7. Il résulte de ce qui précède que M et Mme E ne sont pas fondés à soutenir que c'est à tort que, par les jugements attaqués, le tribunal administratif de Marseille a rejeté leur demande.

Sur les conclusions à fin d'injonction :

8. Le présent arrêt, qui rejette les conclusions à fin d'annulation n'appelle aucune mesure d'exécution au sens des articles L. 911-1 et suivants du code de justice administrative. Dès lors, les conclusions à fin d'injonction ne peuvent qu'être rejetées.

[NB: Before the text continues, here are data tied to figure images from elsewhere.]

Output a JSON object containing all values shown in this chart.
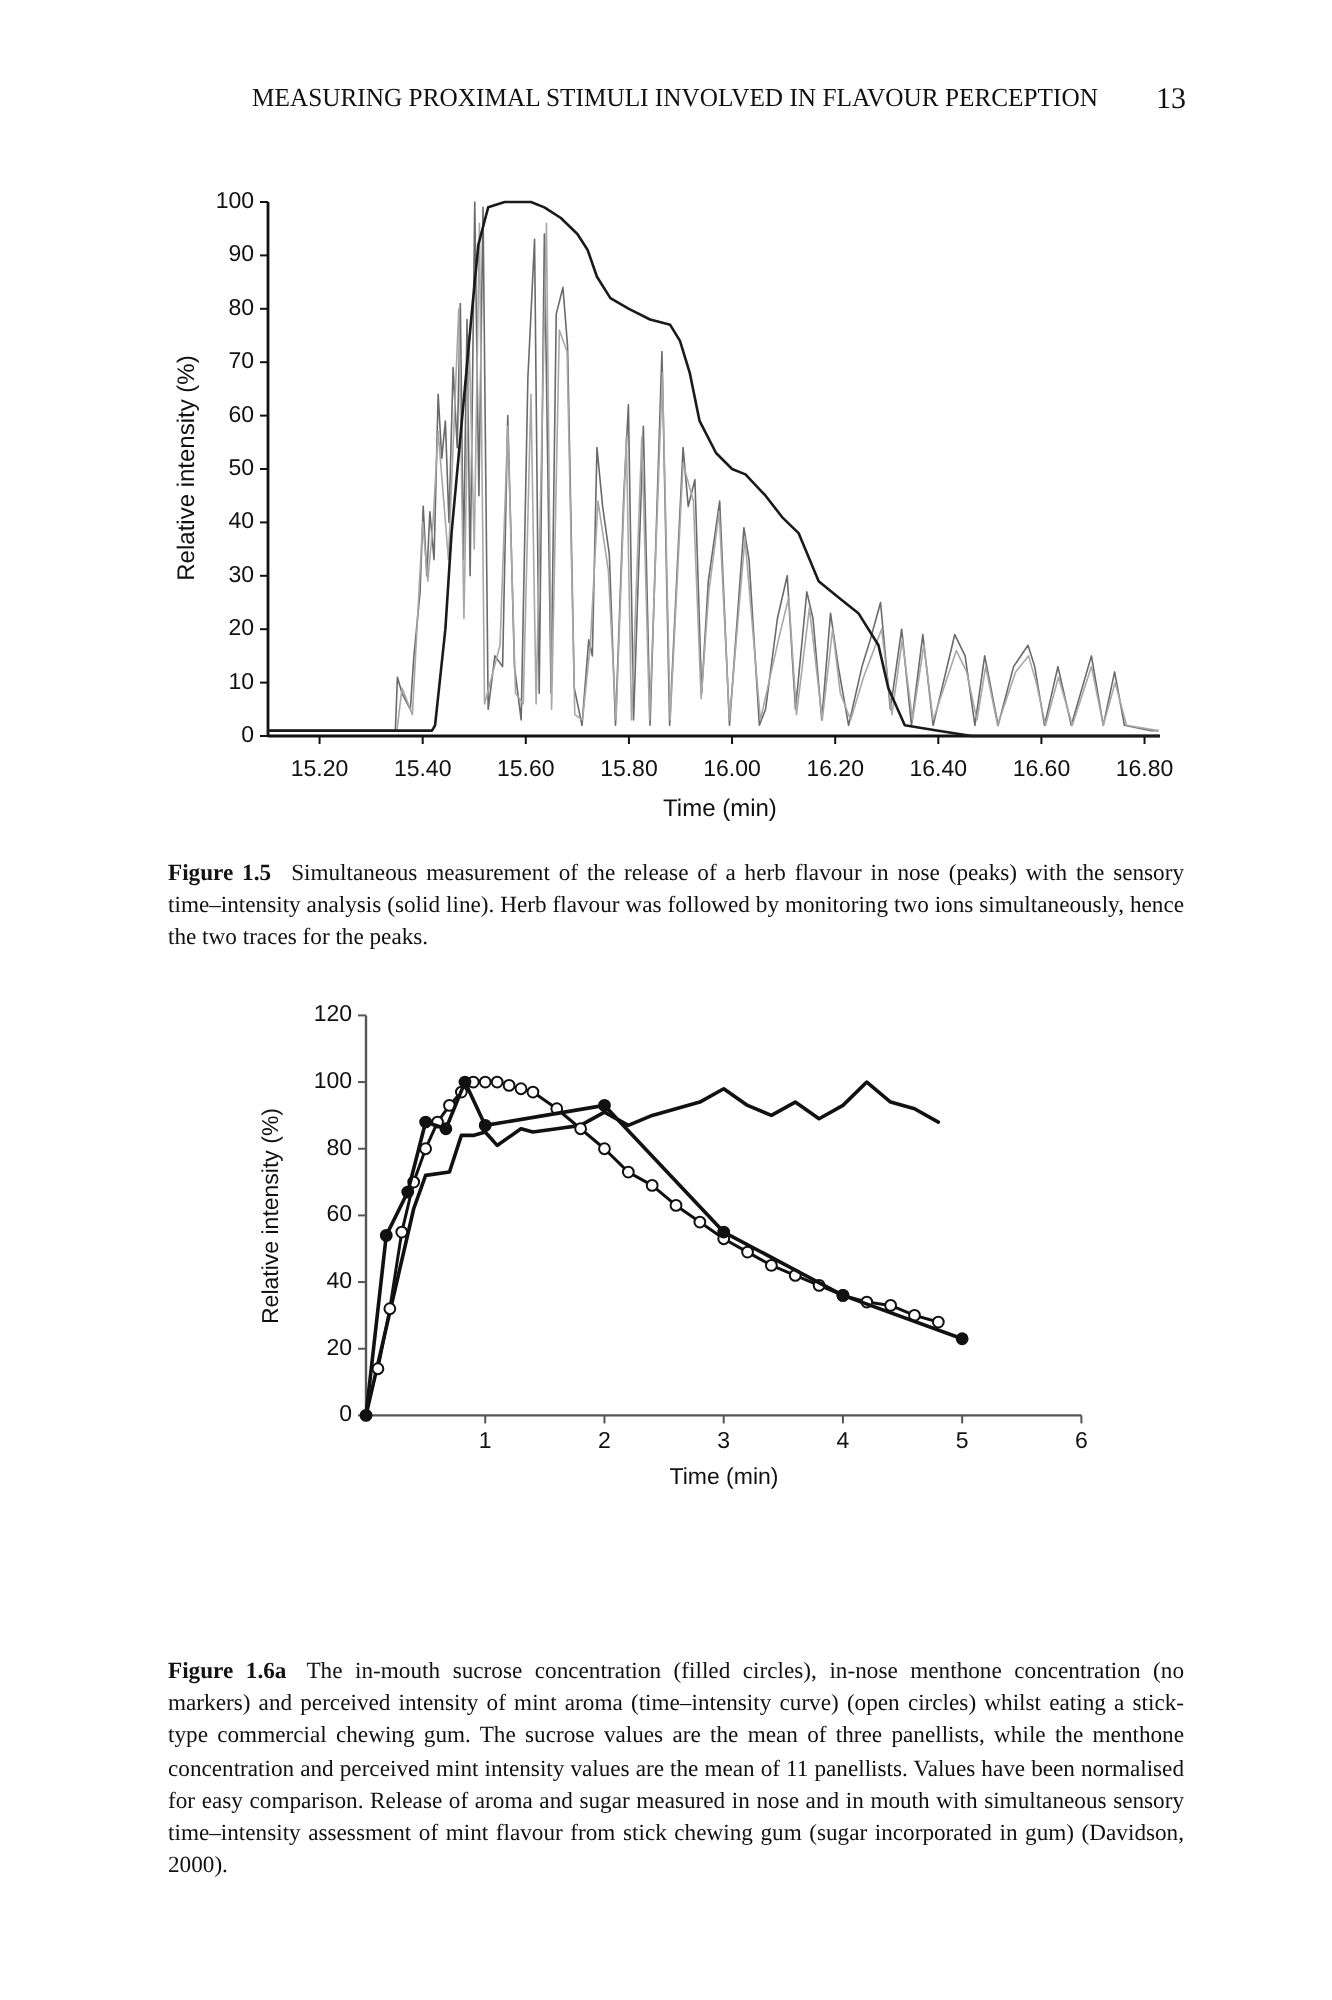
{
  "chart_data": [
    {
      "type": "line",
      "annotations": [
        "MEASURING PROXIMAL STIMULI INVOLVED IN FLAVOUR PERCEPTION",
        "13",
        "Figure 1.5 Simultaneous measurement of the release of a herb flavour in nose (peaks) with the sensory time–intensity analysis (solid line). Herb flavour was followed by monitoring two ions simultaneously, hence the two traces for the peaks."
      ],
      "xlabel": "Time (min)",
      "ylabel": "Relative intensity (%)",
      "xlim": [
        15.1,
        16.83
      ],
      "xticks": [
        {
          "value": 15.2,
          "label": "15.20"
        },
        {
          "value": 15.4,
          "label": "15.40"
        },
        {
          "value": 15.6,
          "label": "15.60"
        },
        {
          "value": 15.8,
          "label": "15.80"
        },
        {
          "value": 16.0,
          "label": "16.00"
        },
        {
          "value": 16.2,
          "label": "16.20"
        },
        {
          "value": 16.4,
          "label": "16.40"
        },
        {
          "value": 16.6,
          "label": "16.60"
        },
        {
          "value": 16.8,
          "label": "16.80"
        }
      ],
      "ylim": [
        0,
        100
      ],
      "yticks": [
        0,
        10,
        20,
        30,
        40,
        50,
        60,
        70,
        80,
        90,
        100
      ],
      "series": [
        {
          "color": "#6a6a6a",
          "x": [
            15.1,
            15.347,
            15.351,
            15.36,
            15.376,
            15.383,
            15.395,
            15.401,
            15.408,
            15.414,
            15.422,
            15.43,
            15.437,
            15.444,
            15.451,
            15.459,
            15.467,
            15.473,
            15.479,
            15.486,
            15.492,
            15.501,
            15.509,
            15.517,
            15.527,
            15.54,
            15.555,
            15.565,
            15.578,
            15.591,
            15.604,
            15.617,
            15.626,
            15.636,
            15.649,
            15.659,
            15.672,
            15.681,
            15.694,
            15.709,
            15.722,
            15.729,
            15.738,
            15.749,
            15.762,
            15.774,
            15.79,
            15.799,
            15.809,
            15.828,
            15.841,
            15.864,
            15.879,
            15.905,
            15.915,
            15.928,
            15.941,
            15.954,
            15.976,
            15.995,
            16.023,
            16.033,
            16.053,
            16.065,
            16.088,
            16.107,
            16.123,
            16.145,
            16.157,
            16.174,
            16.191,
            16.206,
            16.226,
            16.252,
            16.268,
            16.288,
            16.307,
            16.329,
            16.348,
            16.37,
            16.39,
            16.432,
            16.452,
            16.471,
            16.49,
            16.516,
            16.546,
            16.574,
            16.587,
            16.606,
            16.632,
            16.658,
            16.697,
            16.72,
            16.742,
            16.761,
            16.813,
            16.826
          ],
          "values": [
            1,
            1,
            11,
            8,
            5,
            15,
            27,
            43,
            30,
            42,
            33,
            64,
            52,
            59,
            40,
            69,
            54,
            81,
            33,
            78,
            30,
            100,
            45,
            99,
            5,
            15,
            13,
            60,
            13,
            3,
            67,
            93,
            8,
            94,
            8,
            79,
            84,
            73,
            9,
            2,
            18,
            15,
            54,
            43,
            34,
            2,
            45,
            62,
            3,
            58,
            2,
            72,
            2,
            54,
            43,
            48,
            8,
            29,
            44,
            2,
            39,
            33,
            2,
            5,
            22,
            30,
            5,
            27,
            22,
            3,
            23,
            13,
            2,
            13,
            18,
            25,
            5,
            20,
            2,
            19,
            2,
            19,
            15,
            2,
            15,
            2,
            13,
            17,
            13,
            2,
            13,
            2,
            15,
            2,
            12,
            2,
            1,
            1
          ]
        },
        {
          "color": "#a8a8a8",
          "x": [
            15.1,
            15.35,
            15.36,
            15.38,
            15.4,
            15.41,
            15.42,
            15.43,
            15.45,
            15.47,
            15.48,
            15.49,
            15.5,
            15.51,
            15.52,
            15.55,
            15.565,
            15.58,
            15.595,
            15.61,
            15.62,
            15.64,
            15.65,
            15.665,
            15.68,
            15.695,
            15.71,
            15.725,
            15.74,
            15.76,
            15.775,
            15.795,
            15.805,
            15.825,
            15.84,
            15.865,
            15.88,
            15.905,
            15.925,
            15.94,
            15.955,
            15.975,
            15.995,
            16.025,
            16.055,
            16.09,
            16.11,
            16.125,
            16.15,
            16.175,
            16.195,
            16.21,
            16.23,
            16.255,
            16.29,
            16.31,
            16.33,
            16.35,
            16.372,
            16.39,
            16.435,
            16.455,
            16.475,
            16.492,
            16.515,
            16.55,
            16.575,
            16.59,
            16.608,
            16.633,
            16.66,
            16.697,
            16.72,
            16.743,
            16.765,
            16.826
          ],
          "values": [
            1,
            1,
            9,
            4,
            40,
            29,
            40,
            57,
            33,
            80,
            22,
            75,
            35,
            96,
            6,
            17,
            58,
            8,
            6,
            64,
            6,
            96,
            5,
            76,
            72,
            4,
            3,
            17,
            44,
            31,
            3,
            56,
            3,
            56,
            3,
            68,
            3,
            51,
            44,
            7,
            27,
            42,
            3,
            37,
            3,
            18,
            26,
            4,
            24,
            3,
            20,
            8,
            3,
            11,
            20,
            4,
            18,
            3,
            17,
            3,
            16,
            12,
            3,
            13,
            2,
            12,
            15,
            10,
            2,
            11,
            2,
            13,
            2,
            10,
            2,
            1
          ]
        },
        {
          "color": "#1a1a1a",
          "x": [
            15.1,
            15.418,
            15.424,
            15.444,
            15.456,
            15.476,
            15.495,
            15.508,
            15.527,
            15.559,
            15.61,
            15.636,
            15.668,
            15.7,
            15.72,
            15.738,
            15.764,
            15.8,
            15.841,
            15.88,
            15.899,
            15.918,
            15.937,
            15.969,
            16.0,
            16.026,
            16.065,
            16.097,
            16.129,
            16.168,
            16.206,
            16.245,
            16.284,
            16.303,
            16.335,
            16.4,
            16.465,
            16.826
          ],
          "values": [
            1,
            1,
            2,
            20,
            38,
            59,
            79,
            92,
            99,
            100,
            100,
            99,
            97,
            94,
            91,
            86,
            82,
            80,
            78,
            77,
            74,
            68,
            59,
            53,
            50,
            49,
            45,
            41,
            38,
            29,
            26,
            23,
            17,
            9,
            2,
            1,
            0,
            0
          ]
        }
      ]
    },
    {
      "type": "line",
      "annotations": [
        "Figure 1.6a The in-mouth sucrose concentration (filled circles), in-nose menthone concentration (no markers) and perceived intensity of mint aroma (time–intensity curve) (open circles) whilst eating a stick-type commercial chewing gum. The sucrose values are the mean of three panellists, while the menthone concentration and perceived mint intensity values are the mean of 11 panellists. Values have been normalised for easy comparison. Release of aroma and sugar measured in nose and in mouth with simultaneous sensory time–intensity assessment of mint flavour from stick chewing gum (sugar incorporated in gum) (Davidson, 2000)."
      ],
      "xlabel": "Time (min)",
      "ylabel": "Relative intensity (%)",
      "xlim": [
        0,
        6
      ],
      "xticks": [
        1,
        2,
        3,
        4,
        5,
        6
      ],
      "ylim": [
        0,
        120
      ],
      "yticks": [
        0,
        20,
        40,
        60,
        80,
        100,
        120
      ],
      "series": [
        {
          "color": "#111111",
          "x": [
            0,
            0.4,
            0.5,
            0.7,
            0.8,
            0.9,
            1.0,
            1.1,
            1.3,
            1.4,
            1.6,
            1.8,
            2.0,
            2.2,
            2.4,
            2.6,
            2.8,
            3.0,
            3.2,
            3.4,
            3.6,
            3.8,
            4.0,
            4.2,
            4.4,
            4.6,
            4.8
          ],
          "values": [
            0,
            62,
            72,
            73,
            84,
            84,
            85,
            81,
            86,
            85,
            86,
            87,
            91,
            87,
            90,
            92,
            94,
            98,
            93,
            90,
            94,
            89,
            93,
            100,
            94,
            92,
            88
          ]
        },
        {
          "color": "#111111",
          "marker": "circle",
          "x": [
            0.1,
            0.2,
            0.3,
            0.4,
            0.5,
            0.6,
            0.7,
            0.8,
            0.9,
            1.0,
            1.1,
            1.2,
            1.3,
            1.4,
            1.6,
            1.8,
            2.0,
            2.2,
            2.4,
            2.6,
            2.8,
            3.0,
            3.2,
            3.4,
            3.6,
            3.8,
            4.0,
            4.2,
            4.4,
            4.6,
            4.8
          ],
          "values": [
            14,
            32,
            55,
            70,
            80,
            88,
            93,
            97,
            100,
            100,
            100,
            99,
            98,
            97,
            92,
            86,
            80,
            73,
            69,
            63,
            58,
            53,
            49,
            45,
            42,
            39,
            36,
            34,
            33,
            30,
            28
          ]
        },
        {
          "color": "#111111",
          "marker": "circle",
          "x": [
            0,
            0.17,
            0.35,
            0.5,
            0.67,
            0.83,
            1.0,
            2.0,
            3.0,
            4.0,
            5.0
          ],
          "values": [
            0,
            54,
            67,
            88,
            86,
            100,
            87,
            93,
            55,
            36,
            23
          ]
        }
      ]
    }
  ]
}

Sur les frais liés au litige :

9. Les dispositions de l'article L. 761-1 du code de justice administrative et de l'article 37 de la loi n° 91-647 du 10 juillet 1991 font obstacle à ce qu'il soit fait droit aux conclusions dirigées contre l'Etat qui n'est pas, dans la présente instance, la partie perdante.

D É C I D E :

Article 1er : Les requêtes de M. et Mme E sont rejetées.

Article 2 : Le présent arrêt sera notifié à Mme A F épouse E, à M. B E, au ministre de l'intérieur et à Me Paccard.

Copie en sera adressée au préfet des Bouches-du-Rhône.

Délibéré après l'audience du 12 novembre 2024, où siégeaient :

- M. Alexandre Badie, président de chambre,

- M. Renaud Thielé, président assesseur,

- Mme Isabelle Ruiz, première conseillère.

Rendu public par mise à disposition au greffe, le 25 novembre 2024.